In Toowoomba, one of the biggest regional centres in Queensland, property funds and high net worth investors are already showing interest in a large warehouse and office facility that is being sold with a long lease to an established local company.
Daniel Cullinane and Markus Eames, of LJ Hooker Toowoomba, are selling the 2013-built property on a sale-and-leaseback arrangement on behalf of the FKG Group, a construction, civil engineering and services business that uses it as their headquarters.
“We’ve already had southern inquiry from high net worth individuals,” Mr Eames said.
The property, at 275-283 McDougall Street, comes with a lease until 2029 with options until 2047, and would generate $1.55 million a year in rental income.
“FKG are a family-owned business who want to reallocate the underlying capital into other projects,” said Mr Cullinane.
The property, described by Mr Eames as a “COVID-safe investment”, is tipped to fetch about $25 million.
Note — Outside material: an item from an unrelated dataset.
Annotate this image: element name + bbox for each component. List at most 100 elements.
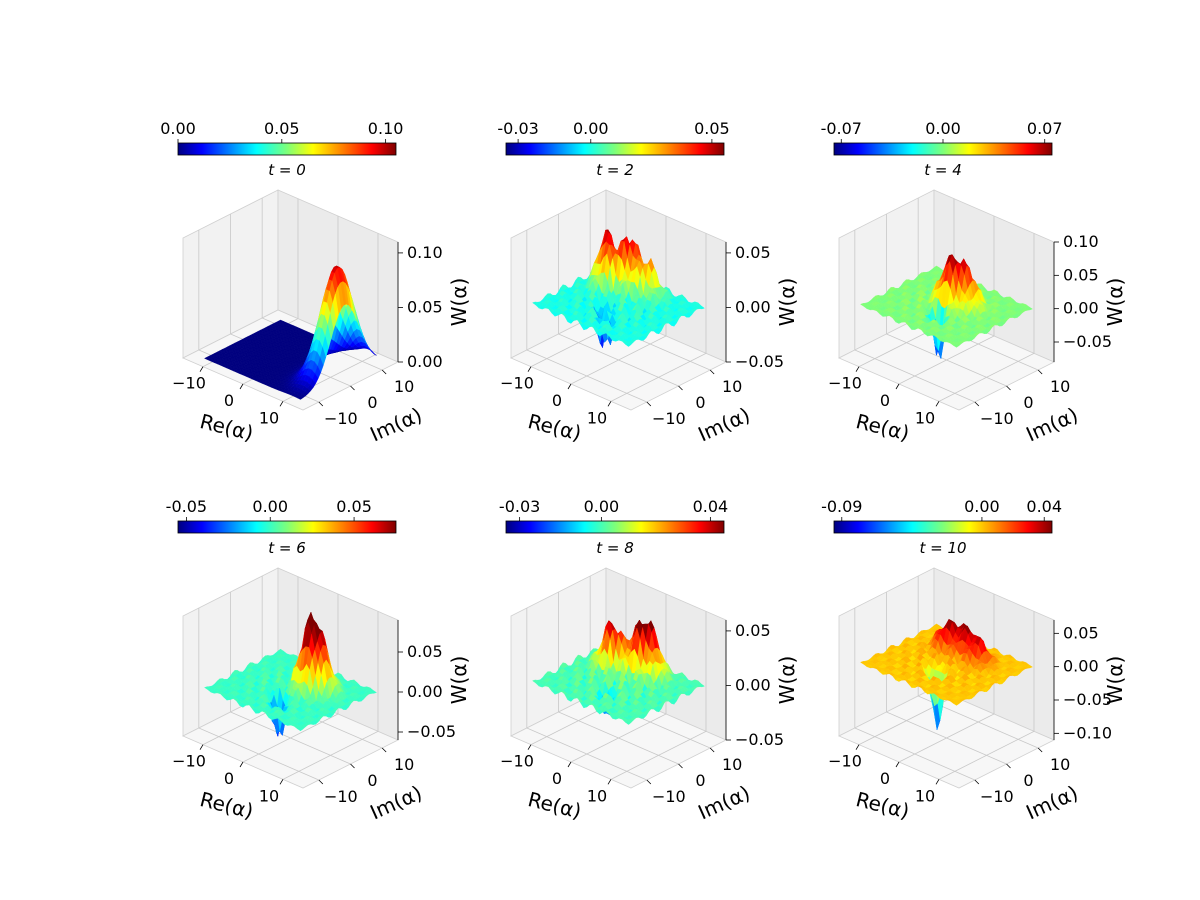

The fact that FKG’s core businesses revolved around industries relatively untouched by the COVID-19 pandemic, such as mining and infrastructure development, was one of the drawcards, the agents said.
The 3.5-hectare site includes a gross floor area of 7011 square metres and 178 car parks.
Buildings include a main office, warehouse, 16-room accommodation block, childcare centre and gym.
Mr Cullinane said it was one of the larger properties on the market in Toowoomba.
Trend towards regional investment
The agents expected Queensland’s regions to benefit from their reputation as stable economies during the COVID-19 pandemic.
“They [investors] are swinging back to regional markets at this time,” Mr Eames said.
“There’s a lot of demand from property funds and individuals to place capital somewhere [outside of the major cities].
“There’s a lack of good quality, blue-chip stock out there in the market at the moment.”
Toowoomba in particular, with its exposure to the mining, agriculture and manufacturing industries, was seen as an ideal location to invest according to Mr Cullinane, who said many fund managers now had a “mandate” to explore regional opportunities.
“It’s a really good place for people to hedge their bets,” he said, adding that the city’s distance from the capital city was now among its strengths.
“People have got to travel one-and-a-half hours from Brisbane [to get to Toowoomba]. On that basis, COVID has got to travel one-and-a-half hours.”
Direct flights into Toowoomba’s Wellcamp airport were also seen as a benefit for investors.
“Pre-Wellcamp airport, it was very hard to get people to come up to Toowoomba,” Mr Eames said.
“People say that it’s all about the numbers, but [for many investors] to get their eyes on the asset to touch and feel an asset is very important.”
The planned inland rail project would also have a positive impact on the region, the agents said.